Fantastic results. I had a question on education in particular, trying to understand how much of the outperformance came from the education vertical that's bouncing back, and how much are we at normalized levels when looking back at 2019? Are we seeing a return to normalcy as Mike mentioned?

Rob Orgel COO

This is Rob speaking. It's really a very healthy combination of both. If you hone in on the education piece, what you'll see is that we are benefiting from very good growth in new clients across both the '20 and '21 cohorts. Those cohorts are contributing meaningfully to our success this quarter. So we are seeing strong growth due to our execution in bringing more students in contact with our platform.

The only thing I'd add is that we're also seeing parts of the world that are still not back, like Australia and New Zealand, as they come out of their pandemic restrictions. So again, we believe '21 into '22 will see things come back by geographies and by industry, and that continues to hold true.

Speaker 7

Nice job. Can we follow up on the education side, specifically on cross-border dynamics as borders reopen? What do you see as the opportunity in the upcoming year?

Rob Orgel COO

For the cross-border flows, we are seeing a macro trend of increasing appetite for international studies. The environment is better than we anticipated many months ago, allowing students to come back to participate fully this year. So there's still significant portions of the world where travel has not returned, which presents ongoing opportunities for us.

We're enhancing our product and capabilities to drive more payment volume, and we're focused on both domestic and cross-border opportunities.

Speaker 8

As we look at next year, does it feel like your growth rates could still be in the 25-30% range despite difficult comps? Are you seeing strong indicators for continued growth?

We're excited about our growth prospects. We will have more details as we finalize our planning for 2022, but expect us to keep investing and focusing on driving our business.
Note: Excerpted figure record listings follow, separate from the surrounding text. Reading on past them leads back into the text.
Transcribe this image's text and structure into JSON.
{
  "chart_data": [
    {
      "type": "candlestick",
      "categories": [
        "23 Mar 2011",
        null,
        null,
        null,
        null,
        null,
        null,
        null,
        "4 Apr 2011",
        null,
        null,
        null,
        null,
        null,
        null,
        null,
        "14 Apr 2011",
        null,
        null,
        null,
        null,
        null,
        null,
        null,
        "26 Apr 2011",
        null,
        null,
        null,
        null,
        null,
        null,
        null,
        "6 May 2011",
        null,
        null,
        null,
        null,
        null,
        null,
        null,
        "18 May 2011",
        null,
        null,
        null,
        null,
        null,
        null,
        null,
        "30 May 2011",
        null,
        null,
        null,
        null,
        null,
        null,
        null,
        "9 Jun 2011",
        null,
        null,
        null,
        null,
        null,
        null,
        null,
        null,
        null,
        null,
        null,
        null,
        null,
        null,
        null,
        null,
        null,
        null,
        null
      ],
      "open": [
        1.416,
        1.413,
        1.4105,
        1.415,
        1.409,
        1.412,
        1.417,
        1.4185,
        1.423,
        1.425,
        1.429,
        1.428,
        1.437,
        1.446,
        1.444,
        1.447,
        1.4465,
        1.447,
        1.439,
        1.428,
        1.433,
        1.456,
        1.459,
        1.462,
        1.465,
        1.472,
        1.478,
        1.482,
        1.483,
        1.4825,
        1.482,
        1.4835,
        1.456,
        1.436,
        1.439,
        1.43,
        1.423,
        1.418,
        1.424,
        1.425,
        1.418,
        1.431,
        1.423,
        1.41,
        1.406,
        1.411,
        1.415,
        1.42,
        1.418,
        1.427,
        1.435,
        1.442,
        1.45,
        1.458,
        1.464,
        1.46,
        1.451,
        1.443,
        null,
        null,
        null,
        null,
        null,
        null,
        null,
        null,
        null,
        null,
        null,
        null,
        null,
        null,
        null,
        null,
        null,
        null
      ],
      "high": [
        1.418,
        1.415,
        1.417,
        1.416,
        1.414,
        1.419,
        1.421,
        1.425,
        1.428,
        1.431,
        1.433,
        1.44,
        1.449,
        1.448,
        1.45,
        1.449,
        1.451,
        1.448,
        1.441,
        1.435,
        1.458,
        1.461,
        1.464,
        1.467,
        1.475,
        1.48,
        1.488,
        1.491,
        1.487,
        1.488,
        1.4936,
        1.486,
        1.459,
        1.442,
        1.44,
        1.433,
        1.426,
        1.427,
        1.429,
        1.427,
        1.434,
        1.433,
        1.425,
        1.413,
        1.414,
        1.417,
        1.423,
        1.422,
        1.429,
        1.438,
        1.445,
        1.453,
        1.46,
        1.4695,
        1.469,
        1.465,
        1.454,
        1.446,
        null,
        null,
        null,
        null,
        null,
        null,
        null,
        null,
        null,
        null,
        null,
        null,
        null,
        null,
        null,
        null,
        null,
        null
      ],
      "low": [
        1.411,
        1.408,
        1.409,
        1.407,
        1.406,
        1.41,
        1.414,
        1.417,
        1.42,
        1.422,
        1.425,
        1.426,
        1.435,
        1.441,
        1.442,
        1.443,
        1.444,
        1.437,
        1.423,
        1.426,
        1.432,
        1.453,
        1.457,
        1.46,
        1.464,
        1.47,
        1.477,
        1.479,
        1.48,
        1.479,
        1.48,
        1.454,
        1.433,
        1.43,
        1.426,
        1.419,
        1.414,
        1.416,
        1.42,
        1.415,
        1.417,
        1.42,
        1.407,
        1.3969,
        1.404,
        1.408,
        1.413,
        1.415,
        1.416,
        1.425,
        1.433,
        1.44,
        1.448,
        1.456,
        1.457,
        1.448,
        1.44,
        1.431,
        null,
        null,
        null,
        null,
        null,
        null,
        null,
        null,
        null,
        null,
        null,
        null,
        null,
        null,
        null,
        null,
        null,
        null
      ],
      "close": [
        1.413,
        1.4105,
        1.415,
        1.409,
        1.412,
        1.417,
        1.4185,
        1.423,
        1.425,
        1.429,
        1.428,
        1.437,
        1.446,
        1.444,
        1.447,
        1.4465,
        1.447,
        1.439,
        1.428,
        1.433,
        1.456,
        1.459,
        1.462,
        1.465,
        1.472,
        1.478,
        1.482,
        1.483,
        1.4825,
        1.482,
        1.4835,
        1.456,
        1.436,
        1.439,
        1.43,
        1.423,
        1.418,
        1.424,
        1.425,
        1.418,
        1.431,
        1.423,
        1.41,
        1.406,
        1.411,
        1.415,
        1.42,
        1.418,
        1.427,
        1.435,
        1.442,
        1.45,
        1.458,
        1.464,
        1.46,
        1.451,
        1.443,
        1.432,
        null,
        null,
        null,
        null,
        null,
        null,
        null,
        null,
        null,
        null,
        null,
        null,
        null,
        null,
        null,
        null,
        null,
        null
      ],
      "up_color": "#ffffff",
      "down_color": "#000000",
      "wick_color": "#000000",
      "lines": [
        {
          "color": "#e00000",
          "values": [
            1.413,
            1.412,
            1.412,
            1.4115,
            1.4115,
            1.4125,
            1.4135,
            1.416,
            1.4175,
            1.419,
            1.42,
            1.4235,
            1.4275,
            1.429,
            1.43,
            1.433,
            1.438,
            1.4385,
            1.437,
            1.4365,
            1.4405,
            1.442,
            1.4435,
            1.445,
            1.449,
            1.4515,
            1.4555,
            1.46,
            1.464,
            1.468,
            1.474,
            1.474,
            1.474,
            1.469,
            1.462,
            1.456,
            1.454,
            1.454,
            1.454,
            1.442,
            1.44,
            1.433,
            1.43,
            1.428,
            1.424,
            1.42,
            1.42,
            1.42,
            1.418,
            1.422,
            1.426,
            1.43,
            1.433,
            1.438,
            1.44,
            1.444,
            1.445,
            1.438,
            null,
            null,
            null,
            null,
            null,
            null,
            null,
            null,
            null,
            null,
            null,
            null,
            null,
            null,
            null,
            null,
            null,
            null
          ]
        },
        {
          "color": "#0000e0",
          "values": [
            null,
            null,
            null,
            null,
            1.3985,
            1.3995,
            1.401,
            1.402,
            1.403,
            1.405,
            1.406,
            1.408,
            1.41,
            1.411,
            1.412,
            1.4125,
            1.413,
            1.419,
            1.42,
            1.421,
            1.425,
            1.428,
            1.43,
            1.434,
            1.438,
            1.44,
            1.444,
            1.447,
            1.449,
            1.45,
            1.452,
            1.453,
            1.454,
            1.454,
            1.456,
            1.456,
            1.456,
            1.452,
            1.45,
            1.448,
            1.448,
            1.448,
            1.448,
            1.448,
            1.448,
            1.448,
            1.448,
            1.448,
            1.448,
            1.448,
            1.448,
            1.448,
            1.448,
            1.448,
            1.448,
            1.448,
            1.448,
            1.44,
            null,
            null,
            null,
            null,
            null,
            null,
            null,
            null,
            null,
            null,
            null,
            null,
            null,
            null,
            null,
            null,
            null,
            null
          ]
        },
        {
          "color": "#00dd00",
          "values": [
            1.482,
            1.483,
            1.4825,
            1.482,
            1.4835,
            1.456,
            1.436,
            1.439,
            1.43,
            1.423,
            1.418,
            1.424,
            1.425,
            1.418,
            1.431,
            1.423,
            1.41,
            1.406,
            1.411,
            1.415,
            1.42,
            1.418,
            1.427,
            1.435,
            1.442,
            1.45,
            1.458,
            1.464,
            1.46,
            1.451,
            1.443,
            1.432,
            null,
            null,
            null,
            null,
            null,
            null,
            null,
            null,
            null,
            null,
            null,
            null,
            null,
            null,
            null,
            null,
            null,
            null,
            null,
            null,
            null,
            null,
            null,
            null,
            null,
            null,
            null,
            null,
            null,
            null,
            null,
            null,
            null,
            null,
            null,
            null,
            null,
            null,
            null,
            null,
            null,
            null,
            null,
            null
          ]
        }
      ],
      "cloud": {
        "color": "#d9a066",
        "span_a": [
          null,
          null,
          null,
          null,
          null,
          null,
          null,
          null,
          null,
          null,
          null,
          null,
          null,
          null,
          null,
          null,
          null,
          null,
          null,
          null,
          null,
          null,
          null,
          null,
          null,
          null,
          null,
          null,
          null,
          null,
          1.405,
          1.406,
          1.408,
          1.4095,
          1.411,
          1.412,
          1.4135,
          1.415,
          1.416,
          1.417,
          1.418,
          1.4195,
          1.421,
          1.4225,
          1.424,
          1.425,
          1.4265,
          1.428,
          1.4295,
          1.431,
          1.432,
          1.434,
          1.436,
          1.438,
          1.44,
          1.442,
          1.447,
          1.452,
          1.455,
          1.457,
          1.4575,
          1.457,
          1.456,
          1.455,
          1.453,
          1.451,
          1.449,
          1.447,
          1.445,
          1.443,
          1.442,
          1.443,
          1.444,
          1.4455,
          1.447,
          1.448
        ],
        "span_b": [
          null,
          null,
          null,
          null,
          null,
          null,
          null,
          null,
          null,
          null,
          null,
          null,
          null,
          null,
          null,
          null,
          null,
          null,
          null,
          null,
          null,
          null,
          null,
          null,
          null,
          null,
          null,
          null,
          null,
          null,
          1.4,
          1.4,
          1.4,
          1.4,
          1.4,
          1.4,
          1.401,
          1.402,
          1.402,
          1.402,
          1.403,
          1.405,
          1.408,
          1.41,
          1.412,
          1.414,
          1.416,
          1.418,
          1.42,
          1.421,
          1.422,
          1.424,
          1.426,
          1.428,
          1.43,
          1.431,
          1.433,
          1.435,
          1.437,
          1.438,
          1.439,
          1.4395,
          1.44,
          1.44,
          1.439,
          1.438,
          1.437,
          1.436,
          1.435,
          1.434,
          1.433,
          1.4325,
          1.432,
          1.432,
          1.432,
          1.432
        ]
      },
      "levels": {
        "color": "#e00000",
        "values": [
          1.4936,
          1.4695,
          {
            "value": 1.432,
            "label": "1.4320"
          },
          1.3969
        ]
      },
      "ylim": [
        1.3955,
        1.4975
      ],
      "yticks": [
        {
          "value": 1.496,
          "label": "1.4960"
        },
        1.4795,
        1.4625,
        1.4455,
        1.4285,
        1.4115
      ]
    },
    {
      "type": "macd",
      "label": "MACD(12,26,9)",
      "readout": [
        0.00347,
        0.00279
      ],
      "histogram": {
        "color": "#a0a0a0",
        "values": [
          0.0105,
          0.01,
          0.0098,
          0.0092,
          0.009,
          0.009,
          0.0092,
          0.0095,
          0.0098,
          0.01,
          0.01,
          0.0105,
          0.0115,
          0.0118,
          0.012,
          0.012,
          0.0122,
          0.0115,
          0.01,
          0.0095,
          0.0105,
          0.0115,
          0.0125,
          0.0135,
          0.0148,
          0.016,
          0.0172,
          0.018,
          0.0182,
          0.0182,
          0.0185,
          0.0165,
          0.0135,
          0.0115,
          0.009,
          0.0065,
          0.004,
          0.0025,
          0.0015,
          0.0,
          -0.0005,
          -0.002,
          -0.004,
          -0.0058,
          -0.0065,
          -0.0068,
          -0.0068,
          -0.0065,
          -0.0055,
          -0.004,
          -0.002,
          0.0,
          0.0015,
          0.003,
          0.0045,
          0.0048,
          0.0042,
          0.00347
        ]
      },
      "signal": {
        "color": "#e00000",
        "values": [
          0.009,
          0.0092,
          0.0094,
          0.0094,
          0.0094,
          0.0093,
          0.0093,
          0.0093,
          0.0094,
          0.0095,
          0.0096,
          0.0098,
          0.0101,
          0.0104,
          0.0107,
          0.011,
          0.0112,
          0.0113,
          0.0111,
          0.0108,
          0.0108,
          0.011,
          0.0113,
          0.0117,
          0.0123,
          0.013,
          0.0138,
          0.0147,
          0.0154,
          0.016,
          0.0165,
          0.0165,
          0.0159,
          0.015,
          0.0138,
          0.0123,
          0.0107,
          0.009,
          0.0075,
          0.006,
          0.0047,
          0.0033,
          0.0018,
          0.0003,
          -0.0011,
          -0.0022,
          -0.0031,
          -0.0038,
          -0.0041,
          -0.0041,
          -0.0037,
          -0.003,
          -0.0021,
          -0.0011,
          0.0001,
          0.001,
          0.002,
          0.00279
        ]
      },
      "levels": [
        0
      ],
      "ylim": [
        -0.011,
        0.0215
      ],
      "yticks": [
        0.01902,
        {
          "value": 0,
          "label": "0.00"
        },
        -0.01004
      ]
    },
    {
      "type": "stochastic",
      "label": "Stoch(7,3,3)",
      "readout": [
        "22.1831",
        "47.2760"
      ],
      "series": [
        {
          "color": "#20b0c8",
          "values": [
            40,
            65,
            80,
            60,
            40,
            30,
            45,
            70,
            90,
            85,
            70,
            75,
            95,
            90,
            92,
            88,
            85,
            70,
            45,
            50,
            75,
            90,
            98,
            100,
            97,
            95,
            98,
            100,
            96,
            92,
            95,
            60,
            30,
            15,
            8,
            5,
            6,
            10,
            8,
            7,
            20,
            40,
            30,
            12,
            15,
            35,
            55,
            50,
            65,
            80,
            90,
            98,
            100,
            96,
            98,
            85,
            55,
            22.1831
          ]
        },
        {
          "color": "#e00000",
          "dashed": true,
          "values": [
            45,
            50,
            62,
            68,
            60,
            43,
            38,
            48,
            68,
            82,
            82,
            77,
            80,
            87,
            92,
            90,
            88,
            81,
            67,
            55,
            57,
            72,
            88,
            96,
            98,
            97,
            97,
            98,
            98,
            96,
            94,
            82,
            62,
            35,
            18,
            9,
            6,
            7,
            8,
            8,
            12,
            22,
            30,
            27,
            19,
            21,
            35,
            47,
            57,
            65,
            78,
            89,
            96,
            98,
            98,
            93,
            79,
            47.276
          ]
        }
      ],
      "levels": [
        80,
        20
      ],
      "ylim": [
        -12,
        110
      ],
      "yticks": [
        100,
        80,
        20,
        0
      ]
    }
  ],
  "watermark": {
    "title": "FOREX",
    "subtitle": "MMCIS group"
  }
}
These industries we're serving have a strong digitization trend that we expect to materialize over time.

Operator

This concludes the question-and-answer session. I'd like to turn the conference back over to Mike Massaro for any closing remarks.

I appreciate everybody's time. Thanks for all the thoughtful questions and efforts to follow Flywire. I look forward to continuing to talk to many of you in the coming weeks and appreciate your engagement tonight.

Operator

This concludes today's conference call. You may disconnect your lines. Thank you for participating, and have a pleasant day.